The Good: The ASX 200 is starting to form a range between 7,135 and 6,960.
The Bad: Volatility is starting to pick up (VIX at a 6 week high). Market rallied on hopes of a Fed pivot, so what happens now that Powell has quashed those views?
S&P/ASX 200 Energy Index: Rallying off of higher energy prices and a better-than-expected half-year profit result from Woodside. It's worth noting the index faded from session highs of 3.1%.
Stocks
Lithium holding up: Lithium names are refusing to fall, perhaps reflecting some of the near-term drivers for the industry. "In the short-term, continued robust electric vehicle demand globally and record-breaking heat and drought in the southwest of China are the key drivers for the market,” said Benchmark Minerals Intelligence last Thursday.
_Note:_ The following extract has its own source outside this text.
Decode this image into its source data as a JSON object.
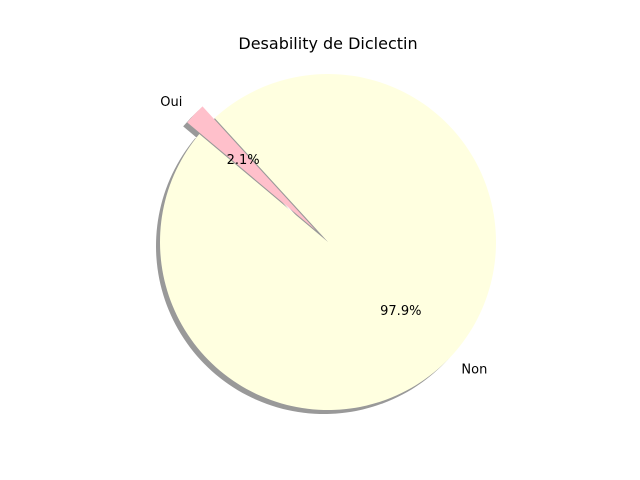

Mineral Resources (ASX: MIN) rallies on earnings to a fresh all-time high. Allkem (ASX: AKE) is sitting near record highs. Pilbara Minerals (ASX: PLS) rallied ~3% and ~8% away from January highs. It goes to show where the money is going. The small-to-mid cap end of town has been relatively muted as, more broadly speaking, stocks pull into key moving averages and price levels.
Uranium diverging performances: Most uranium stocks were up 10-20% in early trade after Belgium extended the operating timeline of two of its nuclear power plants by 11 years. More advanced U names like Paladin Energy (ASX: PDN) and Boss Energy (ASX: BOE) were rather choppy and faded from intraday highs. Whereas a few small cap and spec names like Alligator Energy (ASX: AGE), Aura Energy (ASX: AEE) and 92 Energy (ASX: 92E) are rallying out of recent trading ranges and pushing 4-5 month highs.
QT Reminder: Fed’s quantitative tightening run rate is set to double, up to US$95bn a month starting this Thursday as part of its broader plan to reduce its outsized US$9tn portfolio, according to Bloomberg.
Markets vs. bonds on interest rates: Markets started to form a view that the Fed will hike into early 2023 and potentially start cutting rates in second half. But if you look at the ASX interbank cash futures, rates are expected to peak around 4.0% wit no rate cuts in 2024.